Men’s Discipleship Groups in Small Churches: A Practical Guide

Men’s Discipleship Groups in Small Churches

One of the most powerful tools for spiritual formation in a small church. Here is how to start one and lead it well.

By Brent Lacy

The most spiritually formative thing that can happen to a man in a small church is not a sermon. It is a relationship with another man who is further along in his faith and willing to invest in him.

A men’s discipleship group creates the conditions for that kind of relationship to happen at scale. Four to six men, meeting regularly, studying Scripture together, holding each other accountable, and praying for each other. It is simple. It is ancient. And it works.

4-6
is the ideal size for a men’s discipleship group
Weekly
is the right frequency for meaningful accountability
1 year
minimum commitment for a discipleship group to go deep

What a Men’s Discipleship Group Is Not

A men’s discipleship group is not a Bible study class where one person teaches and the others listen. It is not a support group where men share their problems and receive sympathy. It is not a social club that happens to open with prayer.

A men’s discipleship group is a covenant relationship between men who are committed to helping each other grow in their faith. The key word is covenant. These men have made a commitment to each other that goes beyond showing up when it is convenient.

Starting the Group

Choose the right men

Do not recruit broadly. Invite specifically. Look for men who are already showing signs of spiritual hunger. Men who ask good questions after sermons. Men who are serving in the church. Men who have expressed a desire to grow.

Invite 4-6 men personally. Not with a bulletin announcement. A personal conversation: “I am starting a discipleship group and I want you to be part of it. Here is what it will look like and what I am asking you to commit to.”

Set clear expectations from the beginning

Before the group starts, be clear about what you are asking for. Weekly meetings. A minimum commitment of one year. Confidentiality. Honesty. Preparation. Men who know what they are signing up for are far more likely to follow through than men who drift into a group without clear expectations.

Establish a covenant

At the first meeting, establish a simple group covenant. What are we committing to? Attendance, confidentiality, honesty, and prayer for each other are the basics. Write it down. Have each man sign it. This is not legalism. It is clarity.

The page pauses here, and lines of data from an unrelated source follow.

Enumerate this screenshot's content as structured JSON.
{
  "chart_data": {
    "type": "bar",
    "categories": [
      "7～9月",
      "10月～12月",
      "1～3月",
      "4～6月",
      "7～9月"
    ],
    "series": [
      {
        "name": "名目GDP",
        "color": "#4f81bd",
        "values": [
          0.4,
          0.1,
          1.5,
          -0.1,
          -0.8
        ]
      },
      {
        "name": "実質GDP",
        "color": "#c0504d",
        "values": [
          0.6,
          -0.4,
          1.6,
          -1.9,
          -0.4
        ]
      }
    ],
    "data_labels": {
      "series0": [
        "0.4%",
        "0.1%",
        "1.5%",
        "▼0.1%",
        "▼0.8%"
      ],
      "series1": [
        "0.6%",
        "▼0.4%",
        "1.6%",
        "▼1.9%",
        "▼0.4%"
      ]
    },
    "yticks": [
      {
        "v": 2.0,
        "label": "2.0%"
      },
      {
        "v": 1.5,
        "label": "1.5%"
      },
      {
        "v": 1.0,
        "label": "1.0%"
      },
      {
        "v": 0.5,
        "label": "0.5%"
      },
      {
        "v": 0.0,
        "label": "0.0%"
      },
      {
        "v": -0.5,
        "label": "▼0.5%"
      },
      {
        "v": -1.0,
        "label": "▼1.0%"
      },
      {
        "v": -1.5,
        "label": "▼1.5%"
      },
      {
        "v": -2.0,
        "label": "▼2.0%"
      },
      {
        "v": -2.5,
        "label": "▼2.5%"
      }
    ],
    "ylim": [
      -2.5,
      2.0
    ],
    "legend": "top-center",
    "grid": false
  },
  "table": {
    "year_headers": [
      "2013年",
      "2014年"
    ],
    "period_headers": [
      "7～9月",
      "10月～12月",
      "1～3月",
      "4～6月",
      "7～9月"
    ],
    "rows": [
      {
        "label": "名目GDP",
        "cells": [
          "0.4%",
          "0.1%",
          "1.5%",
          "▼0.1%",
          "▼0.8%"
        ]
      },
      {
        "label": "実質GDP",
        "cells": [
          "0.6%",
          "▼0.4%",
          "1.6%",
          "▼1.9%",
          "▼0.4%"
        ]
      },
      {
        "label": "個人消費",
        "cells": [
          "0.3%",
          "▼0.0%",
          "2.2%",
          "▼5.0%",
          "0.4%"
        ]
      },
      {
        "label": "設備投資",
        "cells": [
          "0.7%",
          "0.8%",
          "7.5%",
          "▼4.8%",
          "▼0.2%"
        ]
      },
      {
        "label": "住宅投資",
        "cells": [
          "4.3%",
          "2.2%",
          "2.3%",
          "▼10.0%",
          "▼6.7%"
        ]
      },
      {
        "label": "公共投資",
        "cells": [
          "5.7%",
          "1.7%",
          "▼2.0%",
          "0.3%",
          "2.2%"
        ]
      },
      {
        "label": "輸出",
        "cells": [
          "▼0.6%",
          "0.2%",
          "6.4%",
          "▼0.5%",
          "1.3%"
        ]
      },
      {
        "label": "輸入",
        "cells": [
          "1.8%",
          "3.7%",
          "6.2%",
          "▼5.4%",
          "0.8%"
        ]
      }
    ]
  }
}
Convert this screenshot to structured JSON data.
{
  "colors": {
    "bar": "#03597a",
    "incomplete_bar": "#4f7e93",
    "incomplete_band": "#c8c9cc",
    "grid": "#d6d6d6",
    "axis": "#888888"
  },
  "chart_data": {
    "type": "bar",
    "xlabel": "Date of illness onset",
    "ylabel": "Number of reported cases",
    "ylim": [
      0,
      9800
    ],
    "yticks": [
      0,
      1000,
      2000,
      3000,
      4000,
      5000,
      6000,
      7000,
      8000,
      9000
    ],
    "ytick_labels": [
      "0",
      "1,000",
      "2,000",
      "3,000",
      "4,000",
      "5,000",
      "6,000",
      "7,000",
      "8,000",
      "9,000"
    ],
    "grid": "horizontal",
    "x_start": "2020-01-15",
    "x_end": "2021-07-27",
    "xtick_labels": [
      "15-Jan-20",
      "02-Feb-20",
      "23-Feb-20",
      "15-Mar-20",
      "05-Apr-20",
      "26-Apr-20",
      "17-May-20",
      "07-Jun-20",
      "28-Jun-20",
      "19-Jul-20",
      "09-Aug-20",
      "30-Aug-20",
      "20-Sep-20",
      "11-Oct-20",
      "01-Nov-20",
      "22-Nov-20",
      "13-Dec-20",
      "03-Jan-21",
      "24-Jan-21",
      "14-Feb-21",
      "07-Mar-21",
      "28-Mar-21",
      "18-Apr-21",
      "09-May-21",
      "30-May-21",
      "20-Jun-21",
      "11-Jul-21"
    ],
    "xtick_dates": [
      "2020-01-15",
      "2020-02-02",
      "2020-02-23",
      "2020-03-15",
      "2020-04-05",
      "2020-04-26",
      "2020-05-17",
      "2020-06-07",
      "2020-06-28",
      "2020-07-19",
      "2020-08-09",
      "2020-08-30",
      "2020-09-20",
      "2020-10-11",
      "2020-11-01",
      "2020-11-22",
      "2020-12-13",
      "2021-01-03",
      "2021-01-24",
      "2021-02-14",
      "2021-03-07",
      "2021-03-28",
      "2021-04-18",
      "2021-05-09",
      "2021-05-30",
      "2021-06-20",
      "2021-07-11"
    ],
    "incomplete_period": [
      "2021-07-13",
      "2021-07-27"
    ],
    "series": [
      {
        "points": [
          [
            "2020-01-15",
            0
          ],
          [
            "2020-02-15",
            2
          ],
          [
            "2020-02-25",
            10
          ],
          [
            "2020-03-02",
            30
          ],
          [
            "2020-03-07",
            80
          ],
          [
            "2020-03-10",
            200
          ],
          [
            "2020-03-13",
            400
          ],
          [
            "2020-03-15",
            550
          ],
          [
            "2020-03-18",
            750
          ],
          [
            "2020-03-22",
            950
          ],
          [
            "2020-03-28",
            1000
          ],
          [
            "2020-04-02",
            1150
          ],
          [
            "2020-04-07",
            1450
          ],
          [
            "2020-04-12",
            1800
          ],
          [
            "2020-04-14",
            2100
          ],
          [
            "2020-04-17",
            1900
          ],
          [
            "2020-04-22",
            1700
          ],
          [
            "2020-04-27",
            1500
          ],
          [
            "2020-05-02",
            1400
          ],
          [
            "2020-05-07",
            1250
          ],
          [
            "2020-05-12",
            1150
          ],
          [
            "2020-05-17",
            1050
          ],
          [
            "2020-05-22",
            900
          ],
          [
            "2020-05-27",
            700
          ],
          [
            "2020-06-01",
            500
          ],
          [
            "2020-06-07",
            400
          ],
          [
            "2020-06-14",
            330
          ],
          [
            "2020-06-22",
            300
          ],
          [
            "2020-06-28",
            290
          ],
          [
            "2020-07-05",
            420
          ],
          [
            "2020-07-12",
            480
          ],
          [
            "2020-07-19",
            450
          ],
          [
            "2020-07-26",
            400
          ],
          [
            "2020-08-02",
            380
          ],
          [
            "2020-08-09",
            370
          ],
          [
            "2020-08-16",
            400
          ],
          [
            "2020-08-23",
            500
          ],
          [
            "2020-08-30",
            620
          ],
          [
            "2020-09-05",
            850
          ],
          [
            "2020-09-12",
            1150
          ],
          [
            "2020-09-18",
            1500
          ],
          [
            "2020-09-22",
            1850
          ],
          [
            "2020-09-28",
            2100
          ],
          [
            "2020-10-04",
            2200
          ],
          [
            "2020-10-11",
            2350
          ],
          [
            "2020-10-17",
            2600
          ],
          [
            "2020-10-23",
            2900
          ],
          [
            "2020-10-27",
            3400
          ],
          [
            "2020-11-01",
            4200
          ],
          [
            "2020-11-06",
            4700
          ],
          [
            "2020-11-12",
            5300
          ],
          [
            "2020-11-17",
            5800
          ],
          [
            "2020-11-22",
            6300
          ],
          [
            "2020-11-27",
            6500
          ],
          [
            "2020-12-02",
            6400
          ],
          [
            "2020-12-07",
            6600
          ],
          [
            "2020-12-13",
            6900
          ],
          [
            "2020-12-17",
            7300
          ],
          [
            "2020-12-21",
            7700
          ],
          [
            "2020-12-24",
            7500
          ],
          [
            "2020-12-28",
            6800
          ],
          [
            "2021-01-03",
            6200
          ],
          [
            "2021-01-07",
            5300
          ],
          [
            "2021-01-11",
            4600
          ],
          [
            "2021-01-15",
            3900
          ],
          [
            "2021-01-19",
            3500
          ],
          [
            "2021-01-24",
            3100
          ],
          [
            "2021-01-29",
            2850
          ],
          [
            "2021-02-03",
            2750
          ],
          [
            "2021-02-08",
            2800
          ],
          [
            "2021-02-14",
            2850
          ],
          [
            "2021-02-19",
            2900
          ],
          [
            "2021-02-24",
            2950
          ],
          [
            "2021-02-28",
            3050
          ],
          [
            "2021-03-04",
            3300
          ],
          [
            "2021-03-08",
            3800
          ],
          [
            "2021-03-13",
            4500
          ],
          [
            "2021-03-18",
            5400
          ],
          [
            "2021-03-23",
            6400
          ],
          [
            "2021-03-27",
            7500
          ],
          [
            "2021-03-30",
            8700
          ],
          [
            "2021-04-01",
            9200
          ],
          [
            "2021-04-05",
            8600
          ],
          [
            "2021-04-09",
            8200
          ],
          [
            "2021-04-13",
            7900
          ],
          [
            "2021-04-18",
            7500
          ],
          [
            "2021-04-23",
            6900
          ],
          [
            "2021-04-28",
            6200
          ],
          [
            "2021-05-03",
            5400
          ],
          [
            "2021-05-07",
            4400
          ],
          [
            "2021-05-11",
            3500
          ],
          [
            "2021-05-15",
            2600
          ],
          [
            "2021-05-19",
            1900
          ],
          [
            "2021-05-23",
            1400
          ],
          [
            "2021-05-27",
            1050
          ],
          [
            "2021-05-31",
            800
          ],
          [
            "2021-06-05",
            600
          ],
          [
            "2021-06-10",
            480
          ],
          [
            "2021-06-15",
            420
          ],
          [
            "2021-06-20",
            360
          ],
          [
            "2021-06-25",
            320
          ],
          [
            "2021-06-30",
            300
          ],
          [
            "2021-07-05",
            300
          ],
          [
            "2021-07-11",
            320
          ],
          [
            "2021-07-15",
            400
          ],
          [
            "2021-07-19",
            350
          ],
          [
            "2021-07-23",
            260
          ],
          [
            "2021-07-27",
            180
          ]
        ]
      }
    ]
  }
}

What to Do in the Meetings

A 60-90 minute weekly meeting might look like this:

  • Check-in (15 minutes): Each man answers a brief question about his week. Not a full report. Just a temperature check. “What is one thing God has been teaching you this week?”
  • Scripture (30 minutes): Work through a book of the Bible together. Not a lecture. A discussion. Each man reads the passage in advance and comes with observations and questions.
  • Accountability (15 minutes): Each man shares one area where he needs accountability and one specific thing he is working on. The group asks follow-up questions from the previous week.
  • Prayer (15 minutes): Pray for each other specifically. Not generic prayers. Prayers that reflect what was shared in the meeting.
Practical Tip: The accountability portion is the part most groups skip or rush through. It is also the most important part. Men who are not being asked hard questions by other men are not being discipled. They are being entertained.

Hard Questions That Produce Growth

The quality of a discipleship group is determined by the quality of its questions. Here are questions worth asking regularly:

  • How is your relationship with God right now, honestly?
  • How is your marriage? Your relationship with your children?
  • Where are you most tempted right now?
  • Is there anything you are hiding from this group?
  • What is one thing you know God is asking you to do that you have not done?
  • How are you doing financially? Are you living within your means?

When the Group Is Ready to Multiply

After 12-18 months, a healthy discipleship group should be ready to multiply. Each man in the group should be capable of leading a group of his own. The goal is not to keep the same group together indefinitely. It is to produce men who can disciple other men.

When the group multiplies, celebrate it. This is the most significant thing a men’s discipleship group can do. It means the investment is compounding.